Representative describes river of ash on croplands
ATC counts on the help of community leaders to plan and direct our projects on the ground. Today we share with you the latest reports from two community representatives who have reached out to us in search of water filters and solar lamps.
Unfortunately, this month ATC has been struggling with the importation officials to arrange the arrival of 200 water filters – held up by the shipping company and customs. At long last, the filters are due to arrive by the end of this week.
Although the delay was unplanned, the distribution of filters next week enables us to cover the back-end of relief services as donations and international attention begins to dwindle one month after the explosion.
Edgar is the representative of the Panimache and Palo Verde villages near Volcan Fuego. He reports:
The people of Panimache and Palo Verde do not live in shelters, they have returned to their homes, and are having problems with drinking water. Since the explosion, they have not fixed pipelines, remaining dependent on donated bottled water. Now they have water in their homes, but the water does not feel safe, they believe that it is not suitable for consumption, so they boil the water with firewood before consuming.
Don Edgar considers that a priority need is to have water filters. But as for electric power; there is inconsistent power from the grid, affected by thunderstorms or when the volcano rumbles. Being a distant community, they are left without light for a week or more in these cases, without a way to charge their cell phones and needing to buy candles to avoid being in the dark.
Another priority need at the moment is to have a pump that will serve to draw water from a well and send it with pressure to the houses. The community is 7 kilometers from the volcano.
We agreed that priority could be given to the people who present the greatest need and few resources, due to the current situation, he considers that these resources should be given to all the people of the community as they are all equally without clean water, lighting, jobs, and arable land.
Don Ancelmo is the vice president of the COCODE of the village Rochela. He reports:
The community of Rochela, is located 7 kilometers from the volcano, is the last village in that area, so the services are more difficult to restore.
There are 105 families that live in this community. They did not have human losses, but have lost all their crops, banana, avocado, maxan, due to ash fall. There are no sheltered people, they all live in their homes. Very few people left and went to the shelters in Siquinala.
Electricity is a necessity because with electrical storms, light goes out for 3 days or more. The day of the eruption there was no electricity for 3 days. He considers that they need around 60 or 70 lamps in the community to provide basic access to cell phone charge and lights during the frequent power outages.
In the case of water service, the situation is dire. All the water pipes were buried, broken or carried by the ash rivers that passed through the place. In some places the water has not been installed, they need pipes and work, but they have not organized themselves to fix this problem.

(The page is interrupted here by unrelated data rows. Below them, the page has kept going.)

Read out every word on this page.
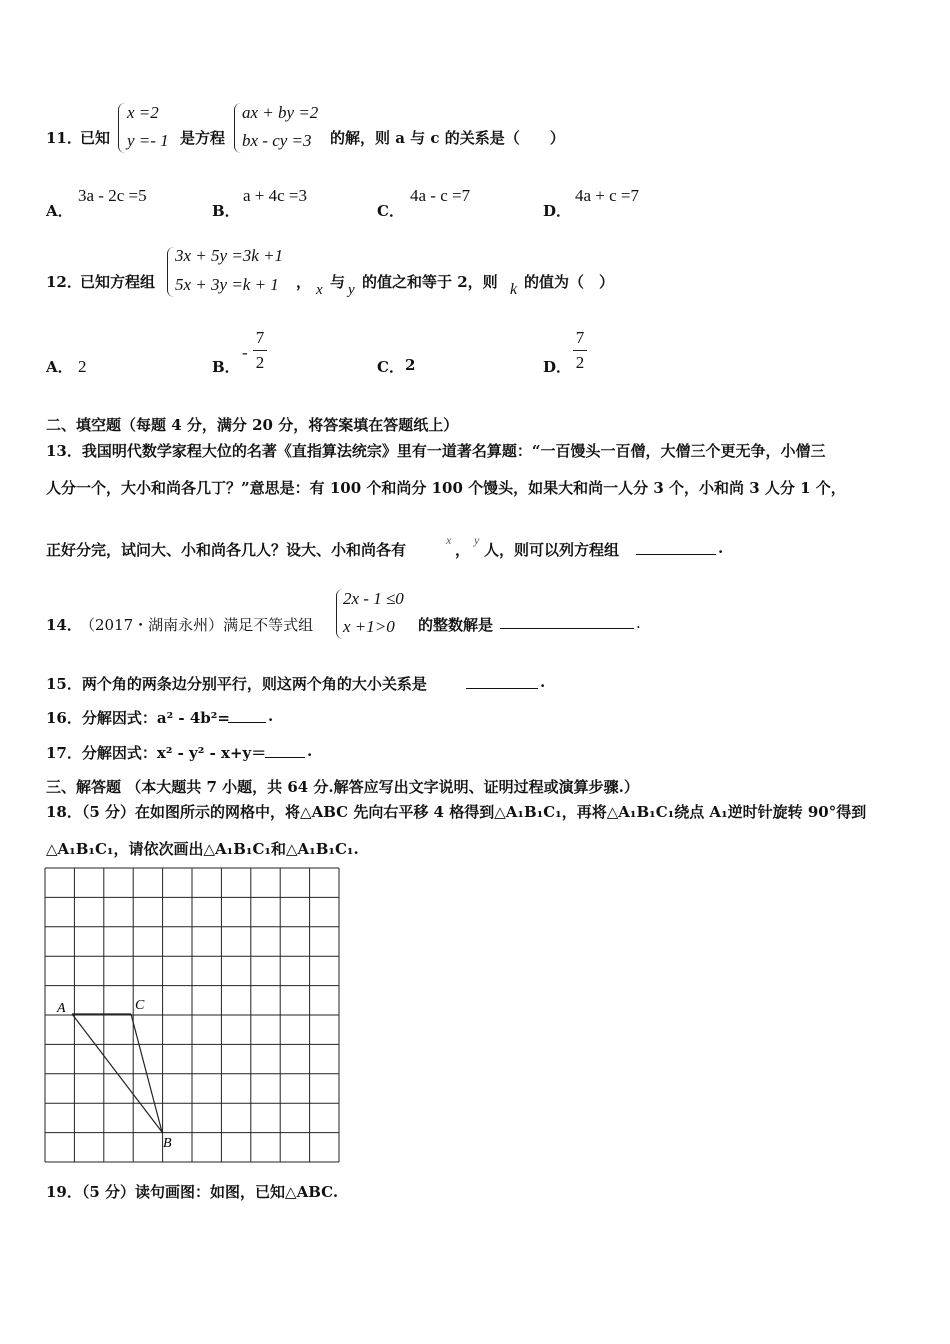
11．
已知
x =2
y =- 1 是方程
ax + by =2
bx - cy =3 的解，则 a 与 c 的关系是（　　）
A．
3a - 2c =5
B．
a + 4c =3
C．
4a - c =7
D．
4a + c =7
12．
已知方程组
3x + 5y =3k +1
5x + 3y =k + 1 ， x 与 y 的值之和等于 2，则 k 的值为（　）
A． 2	B．
-
7
2	C． 2	D．
7
2
二、填空题（每题 4 分，满分 20 分，将答案填在答题纸上）
13．我国明代数学家程大位的名著《直指算法统宗》里有一道著名算题：“一百馒头一百僧，大僧三个更无争，小僧三
人分一个，大小和尚各几丁？”意思是：有 100 个和尚分 100 个馒头，如果大和尚一人分 3 个，小和尚 3 人分 1 个，
正好分完，试问大、小和尚各几人？设大、小和尚各有
x
，
y
人，则可以列方程组	.
14．
（2017・湖南永州）满足不等式组
2x - 1 ≤0
x +1>0 的整数解是	.
15．两个角的两条边分别平行，则这两个角的大小关系是	.
16．分解因式：a² - 4b²=	.
17．分解因式：x² - y² - x+y＝	.
三、解答题 （本大题共 7 小题，共 64 分.解答应写出文字说明、证明过程或演算步骤.）
18．（5 分）在如图所示的网格中，将△ABC 先向右平移 4 格得到△A₁B₁C₁，再将△A₁B₁C₁绕点 A₁逆时针旋转 90°得到
△A₁B₁C₁，请依次画出△A₁B₁C₁和△A₁B₁C₁.
A	C
B
19．（5 分）读句画图：如图，已知△ABC.
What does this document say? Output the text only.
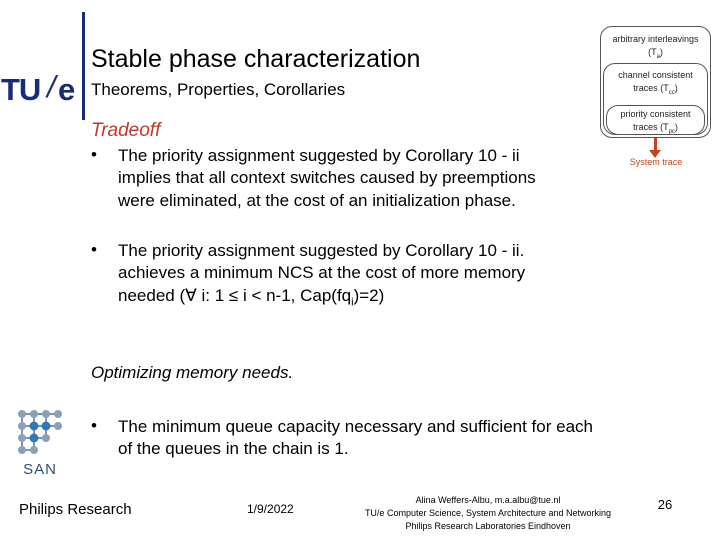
TU / e
Stable phase characterization
Theorems, Properties, Corollaries
arbitrary interleavings
$(T_a)$
channel consistent
traces $(T_{cc})$
priority consistent
traces $(T_{pc})$
System trace
Tradeoff
• The priority assignment suggested by Corollary 10 - ii
implies that all context switches caused by preemptions
were eliminated, at the cost of an initialization phase.
• The priority assignment suggested by Corollary 10 - ii.
achieves a minimum NCS at the cost of more memory
needed (∀ i: 1 ≤ i < n-1, $Cap(fq_i)=2$)
Optimizing memory needs.
SAN
• The minimum queue capacity necessary and sufficient for each
of the queues in the chain is 1.
Philips Research	1/9/2022
Alina Weffers-Albu, m.a.albu@tue.nl
TU/e Computer Science, System Architecture and Networking
Philips Research Laboratories Eindhoven
26
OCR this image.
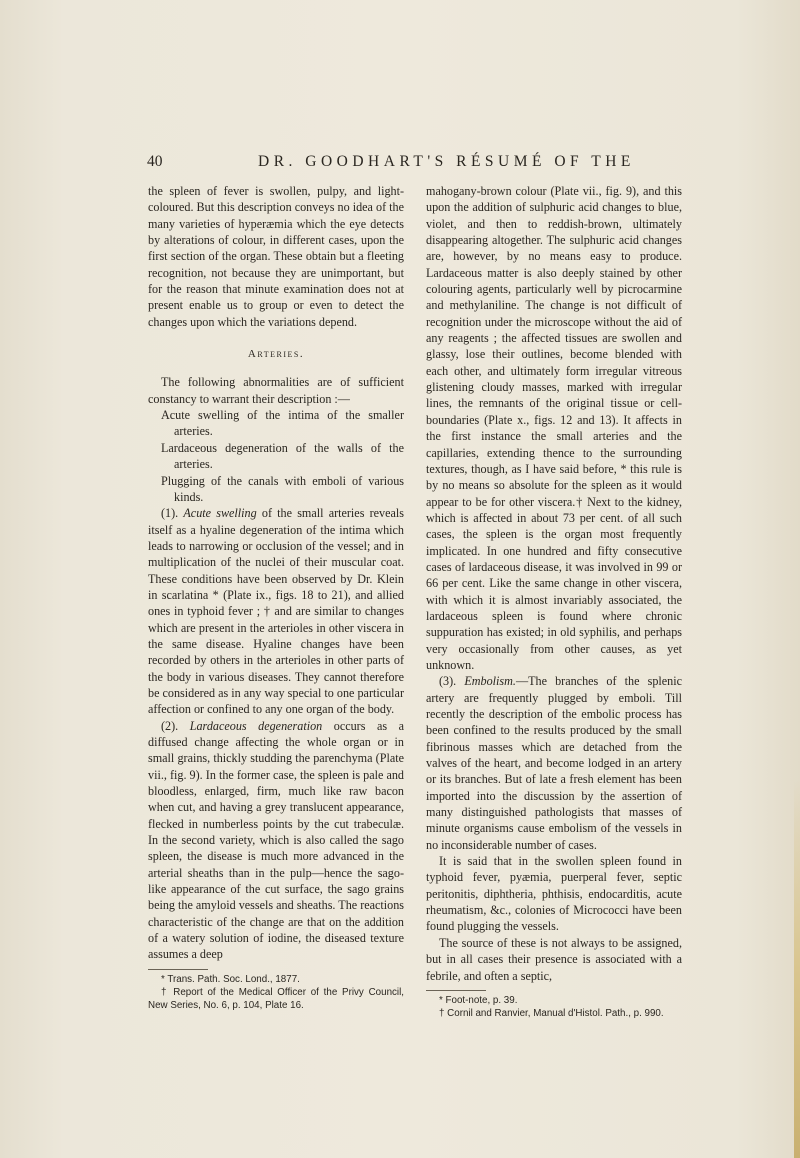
40	DR. GOODHART'S RÉSUMÉ OF THE

the spleen of fever is swollen, pulpy, and light-coloured. But this description conveys no idea of the many varieties of hyperæmia which the eye detects by alterations of colour, in different cases, upon the first section of the organ. These obtain but a fleeting recognition, not because they are unimportant, but for the reason that minute examination does not at present enable us to group or even to detect the changes upon which the variations depend.

Arteries.

The following abnormalities are of sufficient constancy to warrant their description :—

Acute swelling of the intima of the smaller arteries.

Lardaceous degeneration of the walls of the arteries.

Plugging of the canals with emboli of various kinds.

(1). Acute swelling of the small arteries reveals itself as a hyaline degeneration of the intima which leads to narrowing or occlusion of the vessel; and in multiplication of the nuclei of their muscular coat. These conditions have been observed by Dr. Klein in scarlatina * (Plate ix., figs. 18 to 21), and allied ones in typhoid fever ; † and are similar to changes which are present in the arterioles in other viscera in the same disease. Hyaline changes have been recorded by others in the arterioles in other parts of the body in various diseases. They cannot therefore be considered as in any way special to one particular affection or confined to any one organ of the body.

(2). Lardaceous degeneration occurs as a diffused change affecting the whole organ or in small grains, thickly studding the parenchyma (Plate vii., fig. 9). In the former case, the spleen is pale and bloodless, enlarged, firm, much like raw bacon when cut, and having a grey translucent appearance, flecked in numberless points by the cut trabeculæ. In the second variety, which is also called the sago spleen, the disease is much more advanced in the arterial sheaths than in the pulp—hence the sago-like appearance of the cut surface, the sago grains being the amyloid vessels and sheaths. The reactions characteristic of the change are that on the addition of a watery solution of iodine, the diseased texture assumes a deep

* Trans. Path. Soc. Lond., 1877.

† Report of the Medical Officer of the Privy Council, New Series, No. 6, p. 104, Plate 16.

mahogany-brown colour (Plate vii., fig. 9), and this upon the addition of sulphuric acid changes to blue, violet, and then to reddish-brown, ultimately disappearing altogether. The sulphuric acid changes are, however, by no means easy to produce. Lardaceous matter is also deeply stained by other colouring agents, particularly well by picrocarmine and methylaniline. The change is not difficult of recognition under the microscope without the aid of any reagents ; the affected tissues are swollen and glassy, lose their outlines, become blended with each other, and ultimately form irregular vitreous glistening cloudy masses, marked with irregular lines, the remnants of the original tissue or cell-boundaries (Plate x., figs. 12 and 13). It affects in the first instance the small arteries and the capillaries, extending thence to the surrounding textures, though, as I have said before, * this rule is by no means so absolute for the spleen as it would appear to be for other viscera.† Next to the kidney, which is affected in about 73 per cent. of all such cases, the spleen is the organ most frequently implicated. In one hundred and fifty consecutive cases of lardaceous disease, it was involved in 99 or 66 per cent. Like the same change in other viscera, with which it is almost invariably associated, the lardaceous spleen is found where chronic suppuration has existed; in old syphilis, and perhaps very occasionally from other causes, as yet unknown.

(3). Embolism.—The branches of the splenic artery are frequently plugged by emboli. Till recently the description of the embolic process has been confined to the results produced by the small fibrinous masses which are detached from the valves of the heart, and become lodged in an artery or its branches. But of late a fresh element has been imported into the discussion by the assertion of many distinguished pathologists that masses of minute organisms cause embolism of the vessels in no inconsiderable number of cases.

It is said that in the swollen spleen found in typhoid fever, pyæmia, puerperal fever, septic peritonitis, diphtheria, phthisis, endocarditis, acute rheumatism, &c., colonies of Micrococci have been found plugging the vessels.

The source of these is not always to be assigned, but in all cases their presence is associated with a febrile, and often a septic,

* Foot-note, p. 39.

† Cornil and Ranvier, Manual d'Histol. Path., p. 990.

Now they consume water from a public tap without a filter. Some people boil it, others just drink it from the tap. Previously, they consumed the bottled water that was brought to them by volunteers and organizations. Their water comes from small springs, not enough for the community, and is only operational in some sectors of the village. However, they have managed to organize themselves to pipe this water in these areas. Publically accessed water filters will reduce the spread of intestinal diseases as the village recuperates from the disaster.